An impressive 38 high-end Manhattan homes found buyers in the week ending Sunday, marking the borough’s busiest luxury week in close to five years, according to the latest luxury report from Olshan Realty on Monday.
The “spectacular number,” is the highest level of luxury contracts—defined as those asking $4 million or more—signed since the first week of August 2016. And collectively those deals totaled $351.5 million, the most since December 2017, wrote Donna Olshan, president of the eponymous company.
The prosperous week signals a continuation of the strong market that emerged after the November election, driven by a mixture of components, including the Covid-19 vaccine, low interest rates, a robust stock market and meaningful discounts, Mansion Global previously reported.
The most expensive home to secure a buyer last week was a penthouse at 215 East 19th St. at The Tower at Gramercy Square. Spanning almost 7,000 square feet, the five-bedroom apartment was asking $29.5 million.
The local buyers first viewed the unit in March over FaceTime, before returning several times during the summer and fall, according to Matthew Mackay of Douglas Elliman, who had the listing.

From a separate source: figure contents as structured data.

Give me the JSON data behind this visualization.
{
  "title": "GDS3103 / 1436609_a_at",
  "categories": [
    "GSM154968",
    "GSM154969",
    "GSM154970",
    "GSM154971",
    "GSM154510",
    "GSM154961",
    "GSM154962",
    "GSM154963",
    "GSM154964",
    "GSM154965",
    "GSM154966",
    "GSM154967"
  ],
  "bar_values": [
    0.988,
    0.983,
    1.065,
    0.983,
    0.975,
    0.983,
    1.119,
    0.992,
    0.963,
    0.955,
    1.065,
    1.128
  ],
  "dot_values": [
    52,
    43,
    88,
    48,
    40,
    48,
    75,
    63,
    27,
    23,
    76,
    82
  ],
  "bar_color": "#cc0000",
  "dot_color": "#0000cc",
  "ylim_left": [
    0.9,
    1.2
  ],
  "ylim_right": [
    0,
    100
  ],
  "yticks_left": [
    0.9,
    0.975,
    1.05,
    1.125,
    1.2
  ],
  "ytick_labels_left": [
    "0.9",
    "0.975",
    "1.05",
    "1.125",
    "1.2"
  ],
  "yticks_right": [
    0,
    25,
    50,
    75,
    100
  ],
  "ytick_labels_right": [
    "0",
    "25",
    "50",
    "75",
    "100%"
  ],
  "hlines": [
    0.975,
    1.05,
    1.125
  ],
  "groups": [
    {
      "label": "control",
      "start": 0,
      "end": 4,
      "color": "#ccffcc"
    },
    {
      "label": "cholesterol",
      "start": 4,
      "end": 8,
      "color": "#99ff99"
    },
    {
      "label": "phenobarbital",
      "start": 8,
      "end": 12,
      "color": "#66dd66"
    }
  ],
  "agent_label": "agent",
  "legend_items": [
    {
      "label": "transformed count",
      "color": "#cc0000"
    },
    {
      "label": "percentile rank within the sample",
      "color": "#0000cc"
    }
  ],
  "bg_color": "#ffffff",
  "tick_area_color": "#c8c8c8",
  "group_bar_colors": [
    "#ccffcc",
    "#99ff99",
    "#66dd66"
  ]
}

“It was complicated by long negotiations involving the buyers’ desire to install a pool. We had to get involved with engineering, and it took probably at least three months to negotiate the price,” Mr. Mackay said in the report. “The buyers were really specific. They wanted views and privacy, as well as a very large outdoor space and a pool was the priority.”
The second-priciest contract signed was on a duplex apartment at Walker Tower, on 212 West 18th St in Chelsea. Asking $27.8 million, the four-bedroom home’s footprint covers 4,748 square feet, plus there’s a 686-square-foot terrace.
The market’s strength isn’t limited to the top end of the industry. The borough’s overall market recorded an unseasonably active second week of February as buyers hunted for early year deals, according to UrbanDigs.
The number of contracts signed from Feb. 5-11 increased to the highest level since early June 2017, and buyers are moving fast.
“Properties are being snatched off the market almost as soon as they’re listed,” John Walkup, co-founder and COO of UrbanDigs, wrote in the report, noting that the average time a Manhattan home spent on the market dropped to its lowest level in nearly five years.